Wie im Horizont des Islam der Halbmond, so ist in unseren durch christliche Tradition geprägten Ländern das Kreuz ein allgegenwärtiges Symbol am Rand von Wegen und Straßen, in Schulen und Krankenzimmern, auf Friedhöfen und selbstverständlich in jedem Kirchenraum. Manchmal ist es ein leeres Kreuz aus Holz oder Metall, zuweilen auch gefertigt aus kostbarem Material wie Elfenbein oder Edelmetall. Öfter ist es verbunden mit der Gestalt Christi als Leidendem, Sterbendem oder auch allem Leid bereits Entzogenem.

Vordergründig betrachtet ist das Kreuz nur ein Zeichen des Schreckens, ein Instrument zur Bereitung eines schrecklichen Todes. Es wird aber zum Zeichen der Tröstung und Zuversicht im Blick auf den jungen Mann aus Nazaret, der daran geheftet war und gestorben ist. Er ist nicht ein gescheiterter Idealist, sondern ebenso Menschen- wie Gottessohn.

 

Im Ereignis seiner Auferstehung hat sich ein für allemal enthüllt, dass die Liebe stärker ist als der Hass, die Heiligkeit stärker als die Sünde, das Lamm Gottes stärker als die Menschenwölfe. Das Osterereignis verwandelt das dürre Kreuzesholz in einen Lebensbaum.

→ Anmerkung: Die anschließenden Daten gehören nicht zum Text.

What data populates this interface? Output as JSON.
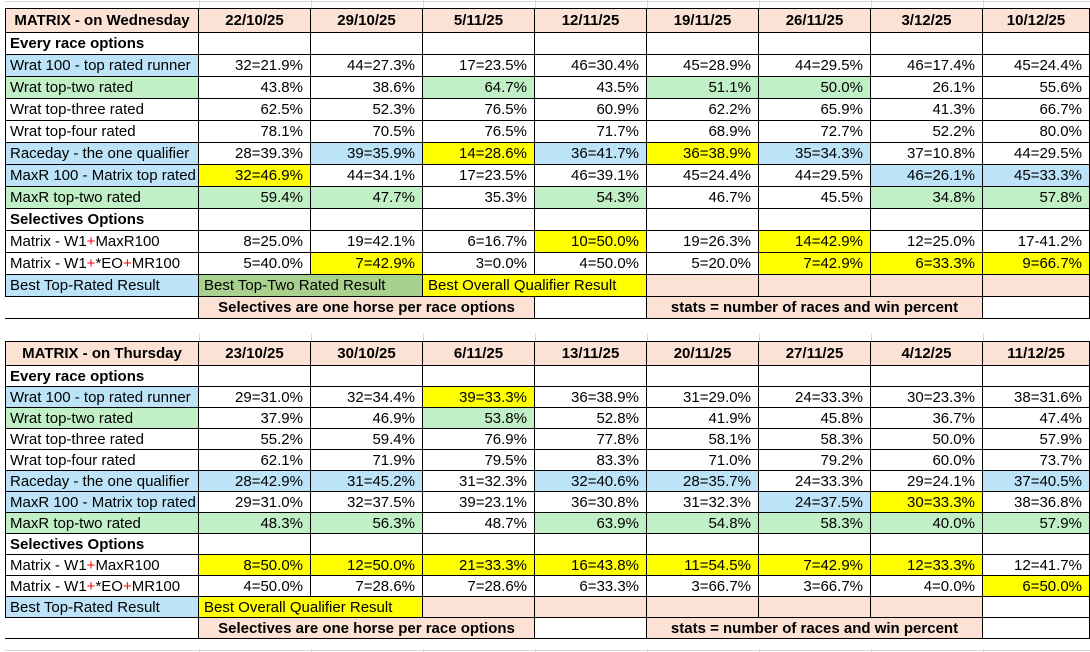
{
  "colors": {
    "header_peach": "#fbe2d5",
    "blue": "#bce3f7",
    "green": "#c2f0c6",
    "green_band": "#a9d18e",
    "yellow": "#ffff00",
    "red_text": "#ff0000",
    "border": "#000000",
    "faint_grid": "#d9d9d9"
  },
  "tables": [
    {
      "title": "MATRIX - on Wednesday",
      "dates": [
        "22/10/25",
        "29/10/25",
        "5/11/25",
        "12/11/25",
        "19/11/25",
        "26/11/25",
        "3/12/25",
        "10/12/25"
      ],
      "rows": [
        {
          "t": "section",
          "label": "Every race options"
        },
        {
          "t": "data",
          "label": "Wrat 100 - top rated runner",
          "lf": "b",
          "cells": [
            {
              "v": "32=21.9%",
              "f": "w"
            },
            {
              "v": "44=27.3%",
              "f": "w"
            },
            {
              "v": "17=23.5%",
              "f": "w"
            },
            {
              "v": "46=30.4%",
              "f": "w"
            },
            {
              "v": "45=28.9%",
              "f": "w"
            },
            {
              "v": "44=29.5%",
              "f": "w"
            },
            {
              "v": "46=17.4%",
              "f": "w"
            },
            {
              "v": "45=24.4%",
              "f": "w"
            }
          ]
        },
        {
          "t": "data",
          "label": "Wrat top-two rated",
          "lf": "g",
          "cells": [
            {
              "v": "43.8%",
              "f": "w"
            },
            {
              "v": "38.6%",
              "f": "w"
            },
            {
              "v": "64.7%",
              "f": "g"
            },
            {
              "v": "43.5%",
              "f": "w"
            },
            {
              "v": "51.1%",
              "f": "g"
            },
            {
              "v": "50.0%",
              "f": "g"
            },
            {
              "v": "26.1%",
              "f": "w"
            },
            {
              "v": "55.6%",
              "f": "w"
            }
          ]
        },
        {
          "t": "data",
          "label": "Wrat top-three rated",
          "lf": "w",
          "cells": [
            {
              "v": "62.5%",
              "f": "w"
            },
            {
              "v": "52.3%",
              "f": "w"
            },
            {
              "v": "76.5%",
              "f": "w"
            },
            {
              "v": "60.9%",
              "f": "w"
            },
            {
              "v": "62.2%",
              "f": "w"
            },
            {
              "v": "65.9%",
              "f": "w"
            },
            {
              "v": "41.3%",
              "f": "w"
            },
            {
              "v": "66.7%",
              "f": "w"
            }
          ]
        },
        {
          "t": "data",
          "label": "Wrat top-four rated",
          "lf": "w",
          "cells": [
            {
              "v": "78.1%",
              "f": "w"
            },
            {
              "v": "70.5%",
              "f": "w"
            },
            {
              "v": "76.5%",
              "f": "w"
            },
            {
              "v": "71.7%",
              "f": "w"
            },
            {
              "v": "68.9%",
              "f": "w"
            },
            {
              "v": "72.7%",
              "f": "w"
            },
            {
              "v": "52.2%",
              "f": "w"
            },
            {
              "v": "80.0%",
              "f": "w"
            }
          ]
        },
        {
          "t": "data",
          "label": "Raceday - the one qualifier",
          "lf": "b",
          "cells": [
            {
              "v": "28=39.3%",
              "f": "w"
            },
            {
              "v": "39=35.9%",
              "f": "b"
            },
            {
              "v": "14=28.6%",
              "f": "y"
            },
            {
              "v": "36=41.7%",
              "f": "b"
            },
            {
              "v": "36=38.9%",
              "f": "y"
            },
            {
              "v": "35=34.3%",
              "f": "b"
            },
            {
              "v": "37=10.8%",
              "f": "w"
            },
            {
              "v": "44=29.5%",
              "f": "w"
            }
          ]
        },
        {
          "t": "data",
          "label": "MaxR 100 - Matrix top rated",
          "lf": "b",
          "cells": [
            {
              "v": "32=46.9%",
              "f": "y"
            },
            {
              "v": "44=34.1%",
              "f": "w"
            },
            {
              "v": "17=23.5%",
              "f": "w"
            },
            {
              "v": "46=39.1%",
              "f": "w"
            },
            {
              "v": "45=24.4%",
              "f": "w"
            },
            {
              "v": "44=29.5%",
              "f": "w"
            },
            {
              "v": "46=26.1%",
              "f": "b"
            },
            {
              "v": "45=33.3%",
              "f": "b"
            }
          ]
        },
        {
          "t": "data",
          "label": "MaxR top-two rated",
          "lf": "g",
          "cells": [
            {
              "v": "59.4%",
              "f": "g"
            },
            {
              "v": "47.7%",
              "f": "g"
            },
            {
              "v": "35.3%",
              "f": "w"
            },
            {
              "v": "54.3%",
              "f": "g"
            },
            {
              "v": "46.7%",
              "f": "w"
            },
            {
              "v": "45.5%",
              "f": "w"
            },
            {
              "v": "34.8%",
              "f": "g"
            },
            {
              "v": "57.8%",
              "f": "g"
            }
          ]
        },
        {
          "t": "section",
          "label": "Selectives Options"
        },
        {
          "t": "data",
          "label_parts": [
            "Matrix - W1",
            "+",
            "MaxR100"
          ],
          "lf": "w",
          "cells": [
            {
              "v": "8=25.0%",
              "f": "w"
            },
            {
              "v": "19=42.1%",
              "f": "w"
            },
            {
              "v": "6=16.7%",
              "f": "w"
            },
            {
              "v": "10=50.0%",
              "f": "y"
            },
            {
              "v": "19=26.3%",
              "f": "w"
            },
            {
              "v": "14=42.9%",
              "f": "y"
            },
            {
              "v": "12=25.0%",
              "f": "w"
            },
            {
              "v": "17-41.2%",
              "f": "w"
            }
          ]
        },
        {
          "t": "data",
          "label_parts": [
            "Matrix - W1",
            "+",
            "*EO",
            "+",
            "MR100"
          ],
          "lf": "w",
          "cells": [
            {
              "v": "5=40.0%",
              "f": "w"
            },
            {
              "v": "7=42.9%",
              "f": "y"
            },
            {
              "v": "3=0.0%",
              "f": "w"
            },
            {
              "v": "4=50.0%",
              "f": "w"
            },
            {
              "v": "5=20.0%",
              "f": "w"
            },
            {
              "v": "7=42.9%",
              "f": "y"
            },
            {
              "v": "6=33.3%",
              "f": "y"
            },
            {
              "v": "9=66.7%",
              "f": "y"
            }
          ]
        }
      ],
      "best_row": {
        "label": "Best Top-Rated Result",
        "bands": [
          {
            "text": "Best Top-Two Rated Result",
            "f": "gb",
            "span": 2
          },
          {
            "text": "Best Overall Qualifier Result",
            "f": "y",
            "span": 2
          },
          {
            "text": "",
            "f": "p",
            "span": 1
          },
          {
            "text": "",
            "f": "p",
            "span": 1
          },
          {
            "text": "",
            "f": "p",
            "span": 1
          },
          {
            "text": "",
            "f": "p",
            "span": 1
          }
        ]
      },
      "stats_row": {
        "bands": [
          {
            "text": "Selectives are one horse per race options",
            "f": "p",
            "span": 3
          },
          {
            "text": "",
            "f": "wb",
            "span": 1
          },
          {
            "text": "stats = number of races and win percent",
            "f": "p",
            "span": 3
          },
          {
            "text": "",
            "f": "ghost",
            "span": 1
          }
        ]
      }
    },
    {
      "title": "MATRIX - on Thursday",
      "dates": [
        "23/10/25",
        "30/10/25",
        "6/11/25",
        "13/11/25",
        "20/11/25",
        "27/11/25",
        "4/12/25",
        "11/12/25"
      ],
      "rows": [
        {
          "t": "section",
          "label": "Every race options"
        },
        {
          "t": "data",
          "label": "Wrat 100 - top rated runner",
          "lf": "b",
          "cells": [
            {
              "v": "29=31.0%",
              "f": "w"
            },
            {
              "v": "32=34.4%",
              "f": "w"
            },
            {
              "v": "39=33.3%",
              "f": "y"
            },
            {
              "v": "36=38.9%",
              "f": "w"
            },
            {
              "v": "31=29.0%",
              "f": "w"
            },
            {
              "v": "24=33.3%",
              "f": "w"
            },
            {
              "v": "30=23.3%",
              "f": "w"
            },
            {
              "v": "38=31.6%",
              "f": "w"
            }
          ]
        },
        {
          "t": "data",
          "label": "Wrat top-two rated",
          "lf": "g",
          "cells": [
            {
              "v": "37.9%",
              "f": "w"
            },
            {
              "v": "46.9%",
              "f": "w"
            },
            {
              "v": "53.8%",
              "f": "g"
            },
            {
              "v": "52.8%",
              "f": "w"
            },
            {
              "v": "41.9%",
              "f": "w"
            },
            {
              "v": "45.8%",
              "f": "w"
            },
            {
              "v": "36.7%",
              "f": "w"
            },
            {
              "v": "47.4%",
              "f": "w"
            }
          ]
        },
        {
          "t": "data",
          "label": "Wrat top-three rated",
          "lf": "w",
          "cells": [
            {
              "v": "55.2%",
              "f": "w"
            },
            {
              "v": "59.4%",
              "f": "w"
            },
            {
              "v": "76.9%",
              "f": "w"
            },
            {
              "v": "77.8%",
              "f": "w"
            },
            {
              "v": "58.1%",
              "f": "w"
            },
            {
              "v": "58.3%",
              "f": "w"
            },
            {
              "v": "50.0%",
              "f": "w"
            },
            {
              "v": "57.9%",
              "f": "w"
            }
          ]
        },
        {
          "t": "data",
          "label": "Wrat top-four rated",
          "lf": "w",
          "cells": [
            {
              "v": "62.1%",
              "f": "w"
            },
            {
              "v": "71.9%",
              "f": "w"
            },
            {
              "v": "79.5%",
              "f": "w"
            },
            {
              "v": "83.3%",
              "f": "w"
            },
            {
              "v": "71.0%",
              "f": "w"
            },
            {
              "v": "79.2%",
              "f": "w"
            },
            {
              "v": "60.0%",
              "f": "w"
            },
            {
              "v": "73.7%",
              "f": "w"
            }
          ]
        },
        {
          "t": "data",
          "label": "Raceday - the one qualifier",
          "lf": "b",
          "cells": [
            {
              "v": "28=42.9%",
              "f": "b"
            },
            {
              "v": "31=45.2%",
              "f": "b"
            },
            {
              "v": "31=32.3%",
              "f": "w"
            },
            {
              "v": "32=40.6%",
              "f": "b"
            },
            {
              "v": "28=35.7%",
              "f": "b"
            },
            {
              "v": "24=33.3%",
              "f": "w"
            },
            {
              "v": "29=24.1%",
              "f": "w"
            },
            {
              "v": "37=40.5%",
              "f": "b"
            }
          ]
        },
        {
          "t": "data",
          "label": "MaxR 100 - Matrix top rated",
          "lf": "b",
          "cells": [
            {
              "v": "29=31.0%",
              "f": "w"
            },
            {
              "v": "32=37.5%",
              "f": "w"
            },
            {
              "v": "39=23.1%",
              "f": "w"
            },
            {
              "v": "36=30.8%",
              "f": "w"
            },
            {
              "v": "31=32.3%",
              "f": "w"
            },
            {
              "v": "24=37.5%",
              "f": "b"
            },
            {
              "v": "30=33.3%",
              "f": "y"
            },
            {
              "v": "38=36.8%",
              "f": "w"
            }
          ]
        },
        {
          "t": "data",
          "label": "MaxR top-two rated",
          "lf": "g",
          "cells": [
            {
              "v": "48.3%",
              "f": "g"
            },
            {
              "v": "56.3%",
              "f": "g"
            },
            {
              "v": "48.7%",
              "f": "w"
            },
            {
              "v": "63.9%",
              "f": "g"
            },
            {
              "v": "54.8%",
              "f": "g"
            },
            {
              "v": "58.3%",
              "f": "g"
            },
            {
              "v": "40.0%",
              "f": "g"
            },
            {
              "v": "57.9%",
              "f": "g"
            }
          ]
        },
        {
          "t": "section",
          "label": "Selectives Options"
        },
        {
          "t": "data",
          "label_parts": [
            "Matrix - W1",
            "+",
            "MaxR100"
          ],
          "lf": "w",
          "cells": [
            {
              "v": "8=50.0%",
              "f": "y"
            },
            {
              "v": "12=50.0%",
              "f": "y"
            },
            {
              "v": "21=33.3%",
              "f": "y"
            },
            {
              "v": "16=43.8%",
              "f": "y"
            },
            {
              "v": "11=54.5%",
              "f": "y"
            },
            {
              "v": "7=42.9%",
              "f": "y"
            },
            {
              "v": "12=33.3%",
              "f": "y"
            },
            {
              "v": "12=41.7%",
              "f": "w"
            }
          ]
        },
        {
          "t": "data",
          "label_parts": [
            "Matrix - W1",
            "+",
            "*EO",
            "+",
            "MR100"
          ],
          "lf": "w",
          "cells": [
            {
              "v": "4=50.0%",
              "f": "w"
            },
            {
              "v": "7=28.6%",
              "f": "w"
            },
            {
              "v": "7=28.6%",
              "f": "w"
            },
            {
              "v": "6=33.3%",
              "f": "w"
            },
            {
              "v": "3=66.7%",
              "f": "w"
            },
            {
              "v": "3=66.7%",
              "f": "w"
            },
            {
              "v": "4=0.0%",
              "f": "w"
            },
            {
              "v": "6=50.0%",
              "f": "y"
            }
          ]
        }
      ],
      "best_row": {
        "label": "Best Top-Rated Result",
        "bands": [
          {
            "text": "Best Overall Qualifier Result",
            "f": "y",
            "span": 2
          },
          {
            "text": "",
            "f": "p",
            "span": 1
          },
          {
            "text": "",
            "f": "p",
            "span": 1
          },
          {
            "text": "",
            "f": "p",
            "span": 1
          },
          {
            "text": "",
            "f": "p",
            "span": 1
          },
          {
            "text": "",
            "f": "p",
            "span": 1
          },
          {
            "text": "",
            "f": "wb",
            "span": 1
          }
        ]
      },
      "stats_row": {
        "bands": [
          {
            "text": "Selectives are one horse per race options",
            "f": "p",
            "span": 3
          },
          {
            "text": "",
            "f": "wb",
            "span": 1
          },
          {
            "text": "stats = number of races and win percent",
            "f": "p",
            "span": 3
          },
          {
            "text": "",
            "f": "ghost",
            "span": 1
          }
        ]
      }
    }
  ]
}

Es gibt großartige Kreuzbilder, die zugleich den Tod Jesu am Karfreitag und den Tod seines Todes zu Ostern darstellen. Ein solches Bild ist das große Mosaik in der römischen Kirche San Clemente, das einen jungen, aus dem Tod ins ewige Leben hinübergegangenen Christus zeigt, wie er, geheftet an einen mit Blüten und Früchten bedeckten Baum, leidüberhoben in Kreuzgestalt die Arme ausbreitet: „Seht das Holz des Kreuzes, an dem das Heil der Welt hing.“ Dieser Typus des Kreuzbildes sollte eine stärkere Verbreitung finden.